Adding a new SQL backend

2016-06-23

This document describes how to add a new SQL backend to dplyr. To begin:

This document is still a work in progress, but it will hopefully get you started. If you’re familiar with how your database and at least one other database that dplyr supports already, this should be reasonably simple task. However, it is possible that a new database backend may need new methods - I’m happy to add those as needed.

Create the src object

Start by creating a new src function to represent the backend. Assuming we’re going to create a src for postgres, you’d call it src_postgres(), and you’d follow the pattern of an existing src. A simplified version of src_postgres() is show below:

src_postgres <- function(dbname = NULL, host = NULL, port = NULL, user = NULL,
                         password = NULL, ...) {

  con <- dbConnect(PostgreSQL(), host = host %||% "", dbname = dbname %||% "",
    user = user, password = password %||% "", port = port %||% "", ...)

  src_sql("postgres", con)
}

Use src_sql() to create a new S3 object with the correct structure.

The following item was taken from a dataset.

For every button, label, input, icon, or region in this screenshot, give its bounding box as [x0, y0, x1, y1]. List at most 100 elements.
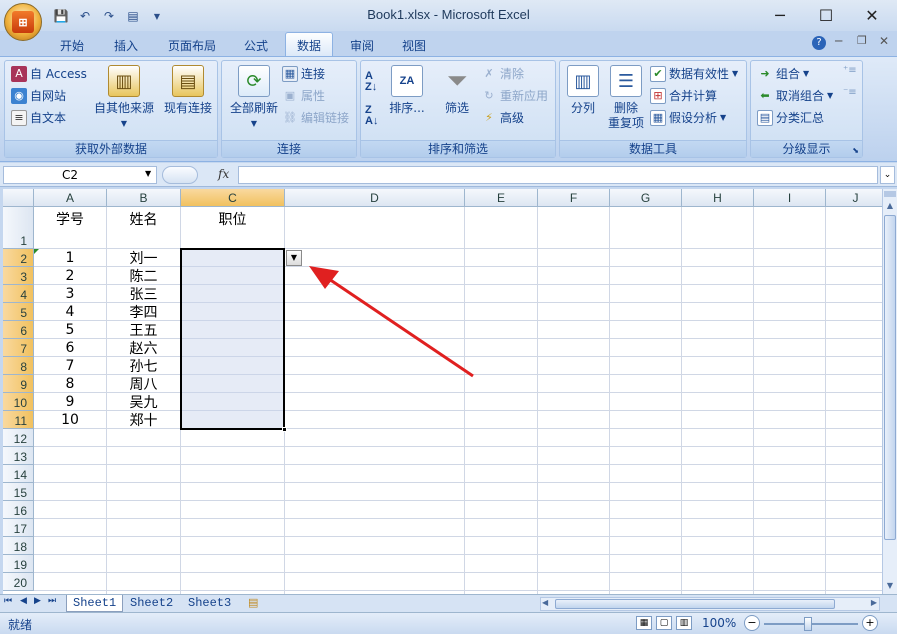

It must have a DBI connection, but it can store anything else that might be useful.

Next, implement a method for src_desc() that briefly describes the source:

#' @export
src_desc.src_postgres <- function(con) {
  info <- dbGetInfo(con)
  host <- if (info$host == "") "localhost" else info$host

  paste0("postgres ", info$serverVersion, " [", info$user, "@",
    host, ":", info$port, "/", info$dbname, "]")
}

If you read the source code for the real src_postgres() you’ll notice that it caches the getGetInfo() field on creation, since this saves a little time when printing tbls.

Before continuing, check that you can create a connection to a local database, and that you get a listing of the existing tables. If you have a problem at this point, you may need to check the DBI backend.

tbl

Next implement the tbl() method for your data source. This will probably just be:

tbl.src_mssql <- function(src, from, ...) {
  tbl_sql("mssql", src = src, from = from, ...)
}

Before continuing, make sure you can connect to an existing table, and that the results are printed reasonably. If not, that may indicate your database uses a non-standard DBI interface, and you’ll need to fix that before continuing.

This is also a good time implement explain(), by adding a method for db_explain().

If your database uses non-standard quoting (i.e. something other than " for identifiers and ' for strings), implement methods for sql_escape_string() and sql_escape_ident().

You may need to implement db_query_fields(), which should return a character vector giving the field names of a query.

At this point, all the basic verbs (summarise(), filter(), arrange(), mutate() etc) should also work, but it’s hard to test without some data.

copy_to()

Next, implement the methods that power copy_to() work. Once you’ve implemented these methods, you’ll be able copy datasets from R into your database, which will make testing much easier.

If the database doesn’t support a function, just return TRUE without doing anything. If you find these methods a very poor match to your backend, you may find it easier to provide a direct copy_to() method.

At this point, you should be able to copy the nycflights13 data packages into your database with (e.g.):

copy_nycflights13(src_mssql(...))
copy_lahman(src_mssql(...))

Don’t proceed further until this works, and you’ve verified that the basic single table verbs word.

Compute, collect and collapse

Next, check that collapse(), compute(), and collect() work.

Multi table verbs

Next check the multitable verbs:

sql translation

To finish off, you can add custom R -> SQL translation by providing a method for src_translate_env(). This function should return an object created by sql_variant(). See existing methods for examples.